Enable PgBouncer and backups

az postgres flexible-server parameter set --resource-group afroai-rg --server-name afroai-pg --name pgbouncer.enabled --value true
az postgres flexible-server update --resource-group afroai-rg --name afroai-pg --backup-retention 14 --geo-redundant-backup Enabled

Tip

Once PgBouncer is on, switch the connection string port to 6432. The KernelMemory RAG tables (km- prefix) grow with ingested knowledge — watch storage.

Observability

AETHER emits OpenTelemetry (via Aspire ServiceDefaults). Send it to Application Insights / Azure Monitor.

Create Application Insights

az monitor app-insights component create --app afroai-insights --resource-group afroai-rg --location southafricanorth --kind web

7. Operations & cost control

Watch the logs, and stop/start the stack so you are not billed while idle.

Monitor logs and app health

Tail each Container App's logs and check replica status.

Live tail one app's logs (repeat per component)

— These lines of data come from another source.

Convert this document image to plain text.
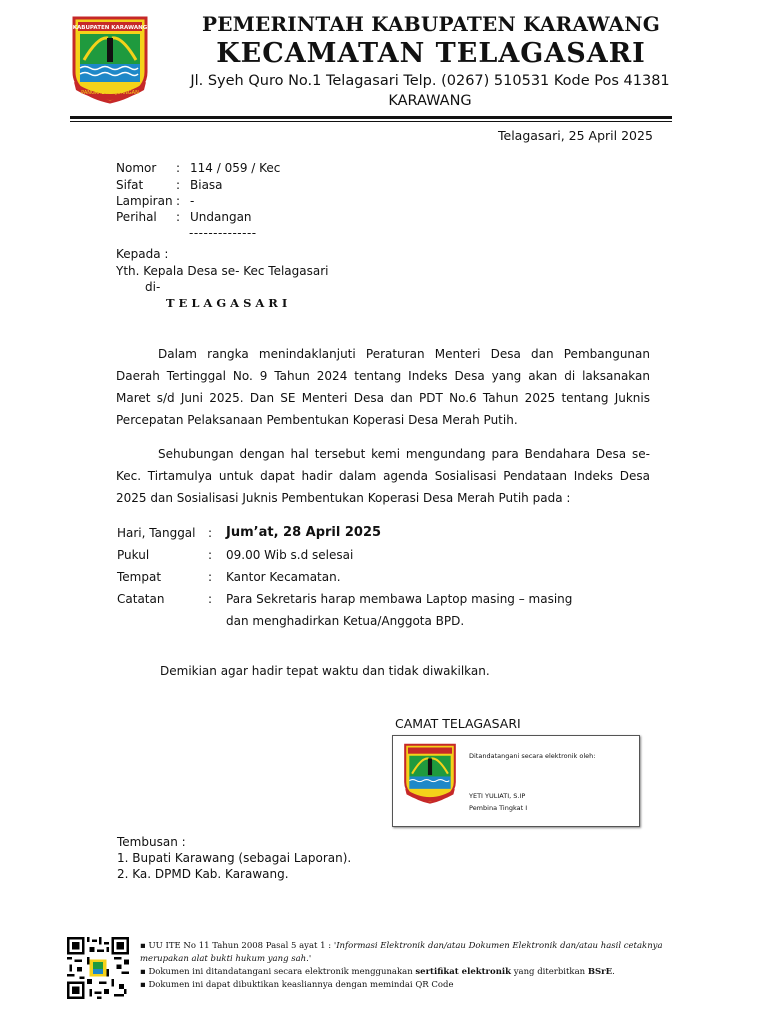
KABUPATEN KARAWANG
PANGKAL PERJUANGAN
PEMERINTAH KABUPATEN KARAWANG
KECAMATAN TELAGASARI
Jl. Syeh Quro No.1 Telagasari Telp. (0267) 510531 Kode Pos 41381
KARAWANG
Telagasari, 25 April 2025
Nomor : 114 / 059 / Kec
Sifat	: Biasa
Lampiran : -
Perihal : Undangan
--------------
Kepada :
Yth. Kepala Desa se- Kec Telagasari
di-
TELAGASARI

Dalam rangka menindaklanjuti Peraturan Menteri Desa dan Pembangunan Daerah Tertinggal No. 9 Tahun 2024 tentang Indeks Desa yang akan di laksanakan Maret s/d Juni 2025. Dan SE Menteri Desa dan PDT No.6 Tahun 2025 tentang Juknis Percepatan Pelaksanaan Pembentukan Koperasi Desa Merah Putih.

Sehubungan dengan hal tersebut kemi mengundang para Bendahara Desa se- Kec. Tirtamulya untuk dapat hadir dalam agenda Sosialisasi Pendataan Indeks Desa 2025 dan Sosialisasi Juknis Pembentukan Koperasi Desa Merah Putih pada :

Hari, Tanggal : Jum’at, 28 April 2025
Pukul	: 09.00 Wib s.d selesai
Tempat	: Kantor Kecamatan.
Catatan	: Para Sekretaris harap membawa Laptop masing – masing
dan menghadirkan Ketua/Anggota BPD.
Demikian agar hadir tepat waktu dan tidak diwakilkan.
CAMAT TELAGASARI
Ditandatangani secara elektronik oleh:
YETI YULIATI, S.IP
Pembina Tingkat I
Tembusan :
1. Bupati Karawang (sebagai Laporan).
2. Ka. DPMD Kab. Karawang.
▪ UU ITE No 11 Tahun 2008 Pasal 5 ayat 1 : 'Informasi Elektronik dan/atau Dokumen Elektronik dan/atau hasil cetaknya merupakan alat bukti hukum yang sah.'
▪ Dokumen ini ditandatangani secara elektronik menggunakan sertifikat elektronik yang diterbitkan BSrE.
▪ Dokumen ini dapat dibuktikan keasliannya dengan memindai QR Code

az containerapp logs show --name afroai-agent-worker --resource-group afroai-rg --follow

Replica status across the apps

for a in agent-web agent-service agent-api agent-worker; do
  echo "== $a =="
  az containerapp replica list --name afroai-$a --resource-group afroai-rg -o table
done

Tip

A resource that 404s only in production is almost always a Linux case-sensitivity issue (the container filesystem is case-sensitive; Windows dev is not). The error page hides the real exception — the logs have the stack trace.

Shut everything down (stop idle billing)

Scale every app to zero and stop the database. (Consumption-plan Container Apps already scale to zero when idle, but pinning min-replicas to 0 guarantees it.)

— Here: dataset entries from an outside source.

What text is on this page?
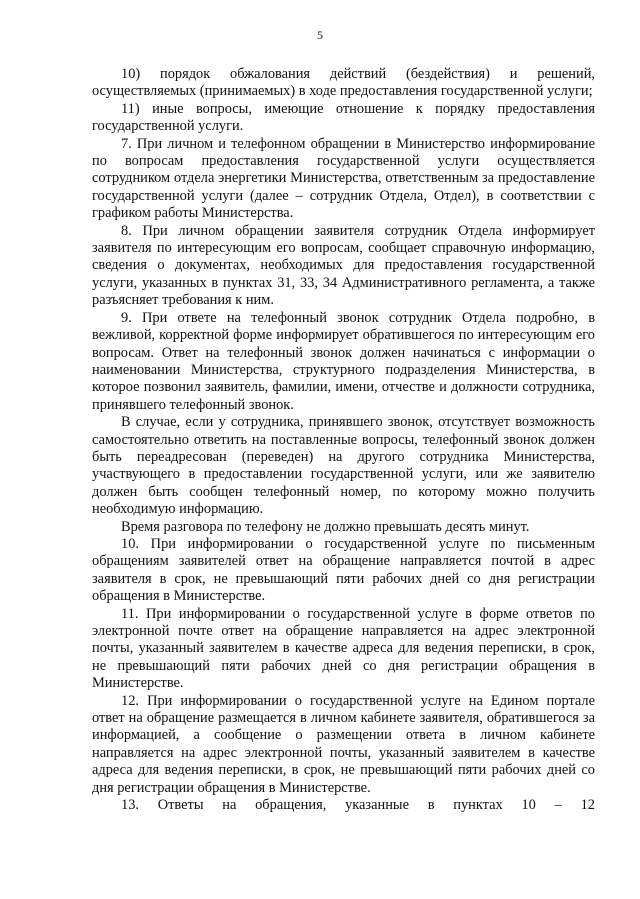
5

10) порядок обжалования действий (бездействия) и решений, осуществляемых (принимаемых) в ходе предоставления государственной услуги;

11) иные вопросы, имеющие отношение к порядку предоставления государственной услуги.

7. При личном и телефонном обращении в Министерство информирование по вопросам предоставления государственной услуги осуществляется сотрудником отдела энергетики Министерства, ответственным за предоставление государственной услуги (далее – сотрудник Отдела, Отдел), в соответствии с графиком работы Министерства.

8. При личном обращении заявителя сотрудник Отдела информирует заявителя по интересующим его вопросам, сообщает справочную информацию, сведения о документах, необходимых для предоставления государственной услуги, указанных в пунктах 31, 33, 34 Административного регламента, а также разъясняет требования к ним.

9. При ответе на телефонный звонок сотрудник Отдела подробно, в вежливой, корректной форме информирует обратившегося по интересующим его вопросам. Ответ на телефонный звонок должен начинаться с информации о наименовании Министерства, структурного подразделения Министерства, в которое позвонил заявитель, фамилии, имени, отчестве и должности сотрудника, принявшего телефонный звонок.

В случае, если у сотрудника, принявшего звонок, отсутствует возможность самостоятельно ответить на поставленные вопросы, телефонный звонок должен быть переадресован (переведен) на другого сотрудника Министерства, участвующего в предоставлении государственной услуги, или же заявителю должен быть сообщен телефонный номер, по которому можно получить необходимую информацию.

Время разговора по телефону не должно превышать десять минут.

10. При информировании о государственной услуге по письменным обращениям заявителей ответ на обращение направляется почтой в адрес заявителя в срок, не превышающий пяти рабочих дней со дня регистрации обращения в Министерстве.

11. При информировании о государственной услуге в форме ответов по электронной почте ответ на обращение направляется на адрес электронной почты, указанный заявителем в качестве адреса для ведения переписки, в срок, не превышающий пяти рабочих дней со дня регистрации обращения в Министерстве.

12. При информировании о государственной услуге на Едином портале ответ на обращение размещается в личном кабинете заявителя, обратившегося за информацией, а сообщение о размещении ответа в личном кабинете направляется на адрес электронной почты, указанный заявителем в качестве адреса для ведения переписки, в срок, не превышающий пяти рабочих дней со дня регистрации обращения в Министерстве.

13. Ответы на обращения, указанные в пунктах 10 – 12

Scale all apps to 0 and stop Postgres

for app in afroai-agent-web afroai-agent-service afroai-agent-api afroai-agent-worker afroai-minio afroai-rabbit; do
  az containerapp update --name $app --resource-group afroai-rg --min-replicas 0 --max-replicas 0
done
az postgres flexible-server stop --resource-group afroai-rg --name afroai-pg

Warning

Azure Cache for Redis cannot be stopped — delete it to zero its cost (and recreate on startup). A stopped Flexible Server auto-starts after 7 days; storage is still billed while stopped.

Start everything back up

Start the database first, then scale the apps back to their running replica counts.

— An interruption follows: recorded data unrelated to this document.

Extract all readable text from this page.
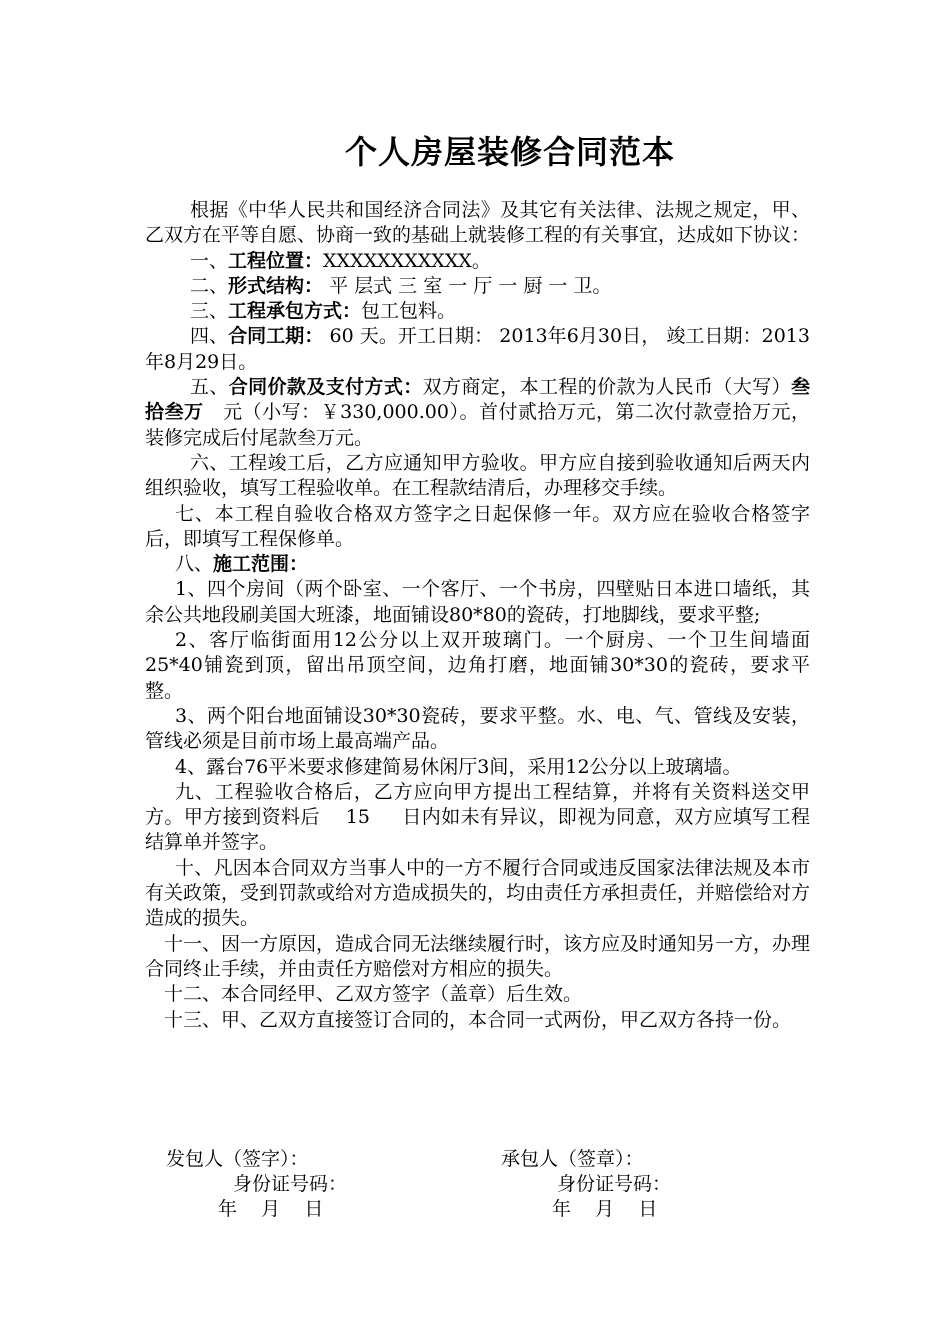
个人房屋装修合同范本

根据《中华人民共和国经济合同法》及其它有关法律、法规之规定，甲、乙双方在平等自愿、协商一致的基础上就装修工程的有关事宜，达成如下协议：

一、工程位置：XXXXXXXXXXX。

二、形式结构： 平 层式 三 室 一 厅 一 厨 一 卫。

三、工程承包方式：包工包料。

四、合同工期： 60 天。开工日期： 2013年6月30日， 竣工日期：2013年8月29日。

五、合同价款及支付方式：双方商定，本工程的价款为人民币（大写）叁拾叁万 元（小写：￥330,000.00）。首付贰拾万元，第二次付款壹拾万元，装修完成后付尾款叁万元。

六、工程竣工后，乙方应通知甲方验收。甲方应自接到验收通知后两天内组织验收，填写工程验收单。在工程款结清后，办理移交手续。

七、本工程自验收合格双方签字之日起保修一年。双方应在验收合格签字后，即填写工程保修单。

八、施工范围：

1、四个房间（两个卧室、一个客厅、一个书房，四壁贴日本进口墙纸，其余公共地段刷美国大班漆，地面铺设80*80的瓷砖，打地脚线，要求平整;

2、客厅临街面用12公分以上双开玻璃门。一个厨房、一个卫生间墙面25*40铺瓷到顶，留出吊顶空间，边角打磨，地面铺30*30的瓷砖，要求平整。

3、两个阳台地面铺设30*30瓷砖，要求平整。水、电、气、管线及安装，管线必须是目前市场上最高端产品。

4、露台76平米要求修建简易休闲厅3间，采用12公分以上玻璃墙。

九、工程验收合格后，乙方应向甲方提出工程结算，并将有关资料送交甲方。甲方接到资料后 15 日内如未有异议，即视为同意，双方应填写工程结算单并签字。

十、凡因本合同双方当事人中的一方不履行合同或违反国家法律法规及本市有关政策，受到罚款或给对方造成损失的，均由责任方承担责任，并赔偿给对方造成的损失。

十一、因一方原因，造成合同无法继续履行时，该方应及时通知另一方，办理合同终止手续，并由责任方赔偿对方相应的损失。

十二、本合同经甲、乙双方签字（盖章）后生效。

十三、甲、乙双方直接签订合同的，本合同一式两份，甲乙双方各持一份。

发包人（签字）：	承包人（签章）：
身份证号码：	身份证号码：
年    月    日	年    月    日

Start Postgres, then restore replicas

az postgres flexible-server start --resource-group afroai-rg --name afroai-pg
az containerapp update --name afroai-minio  --resource-group afroai-rg --min-replicas 1 --max-replicas 1
az containerapp update --name afroai-rabbit --resource-group afroai-rg --min-replicas 1 --max-replicas 1
for app in afroai-agent-service afroai-agent-web afroai-agent-worker afroai-agent-api; do
  az containerapp update --name $app --resource-group afroai-rg --min-replicas 1 --max-replicas 20
done

Note

Start agent-service before agent-web. If you deleted Redis on shutdown, recreate it (Phase 2) and refresh the Redis env before scaling the apps up.